Expand your products and you can expand your customer base, especially when back it up with service. “We do managed hosting for 15,000 customers, and many of them run very public sites, the kind of sites that get a black eye if they go down,” Engates says, citing Marines.com as one he can mention. “We want to bring that level of customer service to the cloud. With these new offerings and acquisitions, we expect to open cloud computing to not just more businesses, but different types of businesses and users.”

He believes enterprises eventually will come around to hosting mission-critical applications in the cloud, and there always will be start-ups. As points out, YouTube built its business at Rackspace before being acquired by Google, and there are thousands of small businesses that do not want to manage their Web site and e-mail in-house.

“As we move even further into the cloud, we’ll attract more developers, some advanced hobbyists, and the lone tech guy in the Fortune 500 company who wants to do a pilot project and can’t get the servers he needs because of budget cuts and red tape. We bring the costs down significantly, with no burdensome contract terms,” Engates says.

“Now with the addition of Jungle Disk and simple, scalable cloud storage,” he adds “we hit smaller businesses, and even the consumer market.”

However, not everyone can take advantage of the new offerings, particularly users with high-performance or extreme applications. “We’ve talked to folks in financial services, pharma, oil and gas, scientific research, and they’re interested in the benefits of a cloud infrastructure,” Engates says, “but Cloud Servers is not yet geared toward their needs.

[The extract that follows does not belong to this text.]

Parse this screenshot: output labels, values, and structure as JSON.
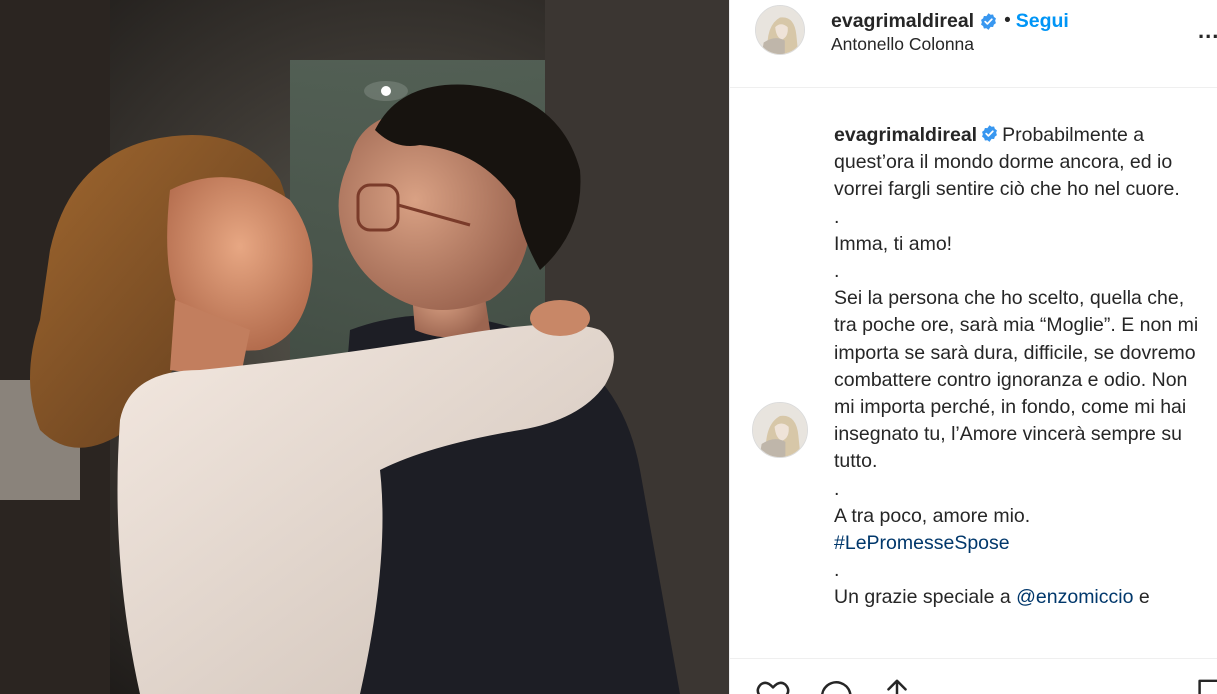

It wasn’t designed for HPC.” Rackspace does expect the Slicehost technology to extend to a broader audience, though, and its ability to provision a VM in just minutes should appeal to companies that do not want a permanent grid but do occasionally need a couple hundred servers. “The cloud will be a great place to do that, and that’s part of our roadmap,” Engates says.

Rackspace’s biggest task in meeting its cloud objectives will be “getting the word out,” Tier1’s Golding says. “Educating IT buyers that they have another option is a big challenge, especially when no one really knows what cloud computing is. It’s amorphous. People are doing lots of hand-waving and not getting down to brass tacks. Rackspace is good at having products you can actually use. And, more significantly, their services are available on demand, pay as you go.”

That could be the ticket. “At the end of the day,” Golding says, “even if you work for a large IT company, if you’ve been tasked to find a solution, you’re more likely to use the one where you can just put your credit card down.”